At its core, the immune system is a wide-reaching network of tissues, cells, and chemical signals designed to protect the body without harming it in the process. And rather than one single defense line, it actually operates through three interlocking layers:
Anatomical and physiological barriers – skin, stomach acid, mucus membranes, tears, and the microbiome
Innate immunity – the fast, non-specific system that acts immediately
Adaptive immunity – a slower, smarter response that learns and remembers
Together, these systems help us filter out what doesn’t belong — whether it’s a virus, a toxin, or a damaged cell — and maintain balance in the body’s internal environment.
So, who’s actually doing the work?
Let’s meet a few of the main players.
The Cells That Keep You Safe (Even When You Don't Know It)
The innate immune system is like the neighborhood watch. It’s been around since the beginning (literally - even jellyfish have it), and it jumps into action the moment something seems off.
It includes cells like:
Neutrophils, your first responders. These are the most abundant white blood cells, and they waste no time in engulfing bacteria or damaged tissue.
Macrophages, the cleanup crew. They swallow pathogens and debris and also help sound the alarm for backup.
Dendritic cells, the messengers. They collect information from the scene and deliver it to the adaptive immune system.
Natural killer (NK) cells, and yes, that’s their real name. They specialize in destroying cells that have gone rogue, like cancer cells or virus-infected ones.
Even your epithelial cells (the ones lining your gut, lungs, and skin) have immune-sensing abilities, detecting invaders and releasing chemical signals to call for help.
immune cells
Then there’s the adaptive immune system, which operates more like an elite task force. These cells aren’t born knowing what to fight. They learn. They remember. They specialize.
T cells help coordinate the response or directly kill infected cells.
B cells produce antibodies, which are proteins that mark invaders for destruction and prevent them from causing more harm.
This side of the immune system is powerful, but it takes time. Days, sometimes. That’s why the innate system always responds first, and why the two systems are constantly talking to each other.
Innate Immunity: Your Body’s Neighborhood Watch
The innate immune system is like a really attentive neighbor. The kind who notices a strange car parked outside or a flickering light in the hallway before anyone else does. It may not know exactly who the intruder is, but it knows something doesn’t belong. And it reacts fast.
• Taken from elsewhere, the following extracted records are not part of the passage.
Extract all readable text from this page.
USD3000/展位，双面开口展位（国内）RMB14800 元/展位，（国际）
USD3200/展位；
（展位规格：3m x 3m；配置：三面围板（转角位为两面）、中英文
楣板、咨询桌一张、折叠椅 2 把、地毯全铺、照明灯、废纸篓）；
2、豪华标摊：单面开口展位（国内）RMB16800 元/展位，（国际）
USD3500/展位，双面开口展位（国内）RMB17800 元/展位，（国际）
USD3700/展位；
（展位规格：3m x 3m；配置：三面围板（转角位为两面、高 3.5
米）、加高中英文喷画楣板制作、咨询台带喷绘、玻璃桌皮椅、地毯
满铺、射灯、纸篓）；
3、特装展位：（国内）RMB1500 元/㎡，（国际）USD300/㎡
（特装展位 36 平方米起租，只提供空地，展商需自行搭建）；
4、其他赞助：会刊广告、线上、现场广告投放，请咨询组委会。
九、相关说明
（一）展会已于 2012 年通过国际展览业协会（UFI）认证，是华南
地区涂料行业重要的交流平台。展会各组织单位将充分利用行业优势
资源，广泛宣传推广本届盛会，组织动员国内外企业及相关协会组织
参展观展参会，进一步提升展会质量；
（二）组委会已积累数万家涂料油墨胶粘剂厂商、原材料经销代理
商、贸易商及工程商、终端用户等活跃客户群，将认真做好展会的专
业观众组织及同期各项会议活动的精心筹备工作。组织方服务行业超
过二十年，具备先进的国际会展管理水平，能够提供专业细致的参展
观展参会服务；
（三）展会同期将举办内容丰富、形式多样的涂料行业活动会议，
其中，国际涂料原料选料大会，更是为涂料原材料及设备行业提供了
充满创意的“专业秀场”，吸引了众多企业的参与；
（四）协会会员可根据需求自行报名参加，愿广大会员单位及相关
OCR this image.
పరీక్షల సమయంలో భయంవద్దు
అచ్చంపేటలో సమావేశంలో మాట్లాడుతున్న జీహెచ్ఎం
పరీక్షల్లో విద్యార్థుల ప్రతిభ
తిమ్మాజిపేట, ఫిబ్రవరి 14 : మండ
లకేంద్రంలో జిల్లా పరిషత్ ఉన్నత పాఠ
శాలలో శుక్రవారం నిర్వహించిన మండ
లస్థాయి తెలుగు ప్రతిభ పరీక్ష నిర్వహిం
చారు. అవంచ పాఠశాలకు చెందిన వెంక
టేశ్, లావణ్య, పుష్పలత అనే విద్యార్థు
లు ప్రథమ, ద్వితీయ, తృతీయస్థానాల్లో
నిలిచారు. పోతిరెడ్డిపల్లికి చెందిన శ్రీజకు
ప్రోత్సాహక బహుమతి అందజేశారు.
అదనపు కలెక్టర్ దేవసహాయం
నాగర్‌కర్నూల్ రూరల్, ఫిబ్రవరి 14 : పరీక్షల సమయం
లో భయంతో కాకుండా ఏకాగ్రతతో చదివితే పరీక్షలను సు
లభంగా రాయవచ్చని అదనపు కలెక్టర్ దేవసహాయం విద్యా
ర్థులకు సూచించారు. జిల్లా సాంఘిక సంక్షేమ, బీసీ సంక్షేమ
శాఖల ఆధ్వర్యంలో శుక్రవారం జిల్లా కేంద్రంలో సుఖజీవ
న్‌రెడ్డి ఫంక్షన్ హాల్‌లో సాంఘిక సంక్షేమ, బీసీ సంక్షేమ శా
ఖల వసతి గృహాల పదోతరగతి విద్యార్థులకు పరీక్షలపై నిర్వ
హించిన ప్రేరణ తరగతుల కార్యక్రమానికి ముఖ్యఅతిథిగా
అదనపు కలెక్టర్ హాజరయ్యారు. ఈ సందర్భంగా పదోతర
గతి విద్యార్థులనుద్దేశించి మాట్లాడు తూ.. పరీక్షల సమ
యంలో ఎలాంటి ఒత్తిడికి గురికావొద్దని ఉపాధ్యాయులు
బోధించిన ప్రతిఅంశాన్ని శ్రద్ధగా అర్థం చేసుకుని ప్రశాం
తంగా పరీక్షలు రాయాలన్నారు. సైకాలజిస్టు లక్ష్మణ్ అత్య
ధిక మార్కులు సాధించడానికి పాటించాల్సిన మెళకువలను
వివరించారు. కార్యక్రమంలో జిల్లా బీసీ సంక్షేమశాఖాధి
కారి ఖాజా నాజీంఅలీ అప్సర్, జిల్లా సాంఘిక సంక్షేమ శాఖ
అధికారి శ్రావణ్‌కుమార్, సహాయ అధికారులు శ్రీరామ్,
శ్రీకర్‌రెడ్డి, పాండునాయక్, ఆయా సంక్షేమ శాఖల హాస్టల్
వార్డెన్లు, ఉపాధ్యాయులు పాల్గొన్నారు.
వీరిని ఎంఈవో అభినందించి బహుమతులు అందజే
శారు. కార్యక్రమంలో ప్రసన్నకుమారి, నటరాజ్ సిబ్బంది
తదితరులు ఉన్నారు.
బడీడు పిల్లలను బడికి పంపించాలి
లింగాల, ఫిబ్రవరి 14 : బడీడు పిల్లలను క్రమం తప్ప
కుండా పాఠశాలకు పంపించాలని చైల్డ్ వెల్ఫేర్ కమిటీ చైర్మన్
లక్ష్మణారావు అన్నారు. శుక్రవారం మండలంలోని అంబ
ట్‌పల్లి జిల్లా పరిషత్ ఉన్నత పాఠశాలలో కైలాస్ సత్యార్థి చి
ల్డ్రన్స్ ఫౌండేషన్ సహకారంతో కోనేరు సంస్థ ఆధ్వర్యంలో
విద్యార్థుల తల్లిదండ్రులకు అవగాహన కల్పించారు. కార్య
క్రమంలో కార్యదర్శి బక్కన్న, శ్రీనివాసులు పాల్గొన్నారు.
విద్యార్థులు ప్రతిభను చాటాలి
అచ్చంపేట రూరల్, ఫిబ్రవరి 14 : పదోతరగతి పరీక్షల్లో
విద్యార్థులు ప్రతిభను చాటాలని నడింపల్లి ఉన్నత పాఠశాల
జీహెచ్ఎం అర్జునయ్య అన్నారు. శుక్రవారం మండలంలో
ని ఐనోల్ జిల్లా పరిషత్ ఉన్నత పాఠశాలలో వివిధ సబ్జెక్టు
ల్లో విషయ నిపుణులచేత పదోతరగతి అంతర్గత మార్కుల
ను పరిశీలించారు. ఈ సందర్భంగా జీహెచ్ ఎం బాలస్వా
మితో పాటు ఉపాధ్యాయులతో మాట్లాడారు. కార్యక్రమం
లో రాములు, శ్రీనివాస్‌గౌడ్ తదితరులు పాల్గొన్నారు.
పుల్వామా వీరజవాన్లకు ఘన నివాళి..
This system is with you from birth. It’s hardwired into your cells, tissues, and barriers. Always on call. No training required. While it doesn’t have the tailored precision of the adaptive immune system, it doesn’t need it. Innate immunity is about speed, containment, and coordination.
The Skin and Mucosa: More Than Just a Wall
The first part of your innate immune defense isn’t even made of immune cells. It’s your barrier tissues.
Your skin acts as both a physical wall and a chemical shield. The outermost layer is packed with keratinocytes - tightly linked cells that don’t just block pathogens but also recognize them using built-in receptors. These cells can release cytokines (immune messengers) and antimicrobial peptides, which trigger inflammation and help kill microbes before they get far.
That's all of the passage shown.